Campaign Urges NASA to Rename the John C. Stennis Space Center
For 32 years, a NASA rocket testing center in southern Mississippi has carried the name of John C. Stennis, a former United States senator who was a champion of racial segregation for most of his time in Congress.
Now, as the nation navigates a moment of reckoning over statues and other symbols of its racist past, William Pomerantz, vice president of special projects at Virgin Orbit, is leading an effort to strip the Democratic senator’s name from the John C. Stennis Space Center near Mississippi’s Gulf Coast.
“You Google him and the very first results that show up, whether it’s the Wikipedia page or however you got your search engine settings tweaked, pretty much all of them within the first paragraph are going to use the terms of ‘white supremacy’ and ‘segregation,’” Mr. Pomerantz said.
Mr. Pomerantz made his case for renaming the Stennis Space Center on Twitter on June 24, the day NASA announced that it was naming its Washington, D.C., headquarters for Mary Jackson, its first Black female engineer and a pivotal figure in helping the first American astronauts reach space. The campaign to rename the Stennis Space Center was reported by SpacePolicyOnline.com.
Mr.

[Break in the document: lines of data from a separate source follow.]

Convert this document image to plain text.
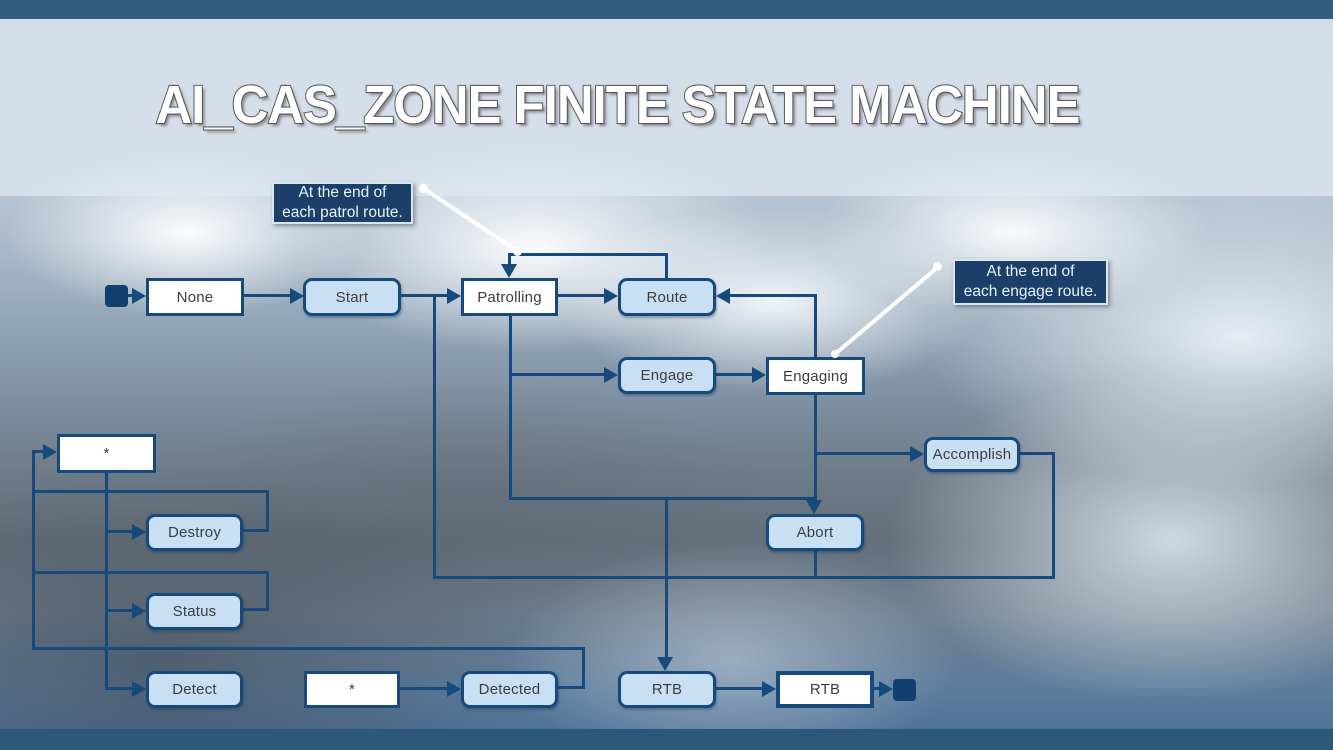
AI_CAS_ZONE FINITE STATE MACHINE
None	Start	Patrolling	Route
Engage	Engaging
Accomplish
*
Destroy	Abort
Status
Detect	*	Detected	RTB	RTB
At the end of
each patrol route.
At the end of
each engage route.
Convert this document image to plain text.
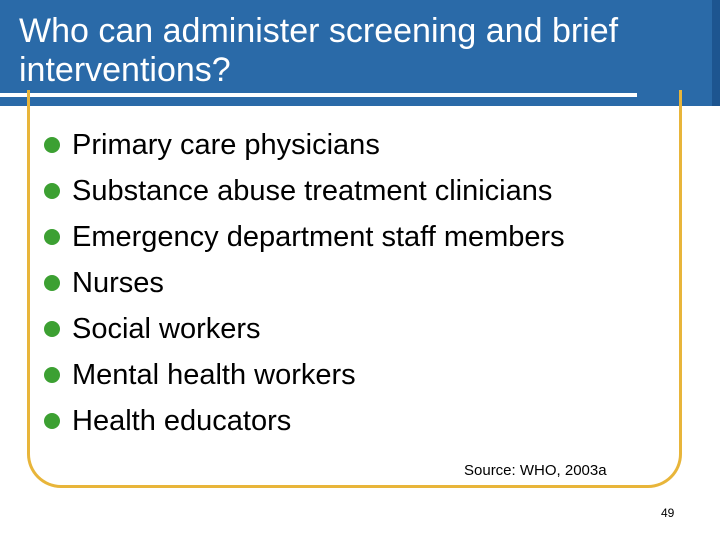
Who can administer screening and brief interventions?
Primary care physicians
Substance abuse treatment clinicians
Emergency department staff members
Nurses
Social workers
Mental health workers
Health educators
Source: WHO, 2003a
49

Stennis, who died in 1995 at 93, represented Mississippi in the Senate from 1947 to 1989. His New York Times obituary described him as “the last of the Senate’s Southern barons” and said he was for a time the most influential voice in Congress on military affairs.
He also joined many Southern Democrats in opposing civil rights legislation. He was one of 19 senators who signed the Southern Manifesto, which said the Supreme Court had abused its power and infringed on states’ rights when it ruled, in Brown v. Board of Education in 1954, that racially segregated public schools were inherently unequal. He later voted against the Civil Rights Act of 1964 and the Voting Rights Act of 1965.